Three, the pressure on resources will grow and grow. You don’t have to be a fully-fledged Malthusian to realize natural resources will get scarcer. For three centuries now, technical progress and human ingenuity have allowed us to continually out-wit the prophets of ecological doom. We are good at finding new resources in unexpected places, and at making what we have go further. We’ll carry on being good at that. Even so, there are limits. The rise in population will mean there is less food, less water, less energy, and fewer minerals to go round. That can only mean one thing. Prices will go up. We’ll learn how to live with that — but the bull market in commodities will run and run.
Four, mobility will rise. The developed world will have lots of old people, with plenty of money, but not many young people to look after them. The developing world will have lots of young people, but few well-paid jobs. It isn’t hard to see the fix to that — bring the young people to the old people, and vice-versa. The rapidly aging populations of Europe and Japan, and to a lesser extent the U.S., will all have to overcome their reservations over large-scale immigration. Increasingly, retired people will go and live in the developing world, where the meagre returns on the savings and their devalued pensions, will buy them a lot more than in the countries where they grew up. The world will see mass migration on a 19th-century scale — when huge swathes of the European population moved to the U.S. And every industry — from airlines, to telecoms, to property — involved in that will do well.
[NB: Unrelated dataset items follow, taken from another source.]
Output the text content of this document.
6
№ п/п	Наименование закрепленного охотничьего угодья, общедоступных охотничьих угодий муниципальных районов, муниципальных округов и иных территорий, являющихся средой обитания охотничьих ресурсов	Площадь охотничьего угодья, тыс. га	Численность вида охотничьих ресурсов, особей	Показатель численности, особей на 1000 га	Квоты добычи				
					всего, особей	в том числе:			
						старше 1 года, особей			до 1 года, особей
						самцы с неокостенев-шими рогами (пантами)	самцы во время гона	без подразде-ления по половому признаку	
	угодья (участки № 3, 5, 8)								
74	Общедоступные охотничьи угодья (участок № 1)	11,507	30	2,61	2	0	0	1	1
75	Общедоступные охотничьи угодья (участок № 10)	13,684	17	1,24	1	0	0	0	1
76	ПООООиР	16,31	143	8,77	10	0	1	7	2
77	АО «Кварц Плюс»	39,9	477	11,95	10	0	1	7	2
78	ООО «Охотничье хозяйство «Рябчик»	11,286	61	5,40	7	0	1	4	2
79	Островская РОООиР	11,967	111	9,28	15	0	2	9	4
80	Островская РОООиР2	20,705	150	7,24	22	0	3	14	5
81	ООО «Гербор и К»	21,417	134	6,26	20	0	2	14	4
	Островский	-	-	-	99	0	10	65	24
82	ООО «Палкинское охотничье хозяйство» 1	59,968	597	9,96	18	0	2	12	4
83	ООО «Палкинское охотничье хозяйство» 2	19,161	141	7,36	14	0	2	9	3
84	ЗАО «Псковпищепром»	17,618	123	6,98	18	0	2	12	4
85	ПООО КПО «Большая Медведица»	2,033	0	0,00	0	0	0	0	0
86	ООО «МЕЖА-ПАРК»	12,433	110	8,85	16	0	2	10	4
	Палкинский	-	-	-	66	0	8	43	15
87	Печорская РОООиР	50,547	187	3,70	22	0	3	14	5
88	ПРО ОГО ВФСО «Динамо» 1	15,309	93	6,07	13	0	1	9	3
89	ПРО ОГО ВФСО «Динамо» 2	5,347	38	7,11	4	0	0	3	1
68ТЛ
Five, growth will get growing again. True, there are lots of challenges ahead. There is too much debt. The currency system is in turmoil. Inequality is rising. Stocks seem stuck in a permanent bear market. But, at the simplest level, more people means a lot more stuff being bought and sold. Which means when that 7 billionth person starts looking for a job sometime in the 2030s, the world economy will be a lot bigger than it is now, and probably richer overall as well.
The markets will rise and fall as they always do, But so long as the human race is still expanding, it will always end up growing somehow. Keep those big themes in mind and your portfolio will remain in decent shape, even if there will be some inevitable bumps along the way.